2015-05-22 Thread Steve Jalim
Amen to 3 and 3a - that's been proving one of the fiddliest aspects when 
there are lots of migrations to squash - trial-end-error checking of how 
many you can get away with squashing in one go while avoiding dependency 
issues from other apps

On Thursday, May 21, 2015 at 11:08:42 AM UTC+1, Piotr Maliński wrote:
>
> I made some tricky migration squashing in few projects recently. It works 
> but still could be made better. 
>
> 1. squashed migrations could have explicit flag indicating that it's a 
> squash-initial migration.
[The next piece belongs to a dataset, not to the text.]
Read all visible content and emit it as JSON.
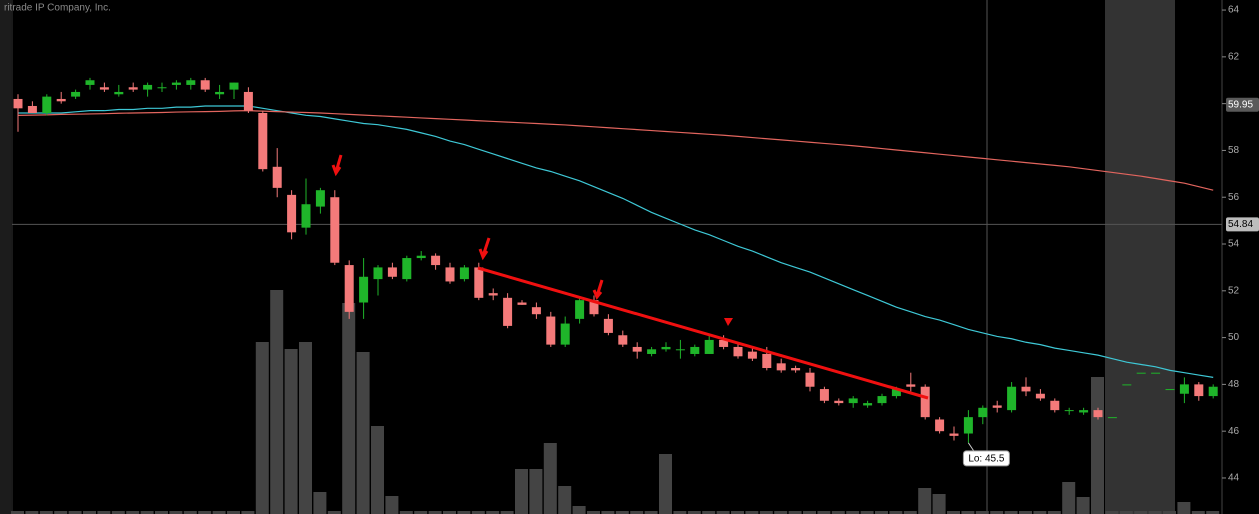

More complex squashes or optimizing squash can 
> lead to problems when it will not fake but try to apply on existing 
> database. Global --fake isn't a handy solutions for some deployment 
> solutions. Or just fake every 0001* migration if any other 0001* migration 
> was applied for given app in the past.
> 2. there could be a "resquash" option that would not make a squash of a 
> squash but just optimize operations if possible for given squash 
> (application with one migration that is a squash).
> 3. there could be a "testmigrations" command/option that would try to 
> migrate everything on a test database (or just given application with 
> dependencies) - similar to running some test just to get the migrations 
> going.
> 3a. As a bonus - check if database schema is the same when migrated with 
> old squash versus new optimized squash.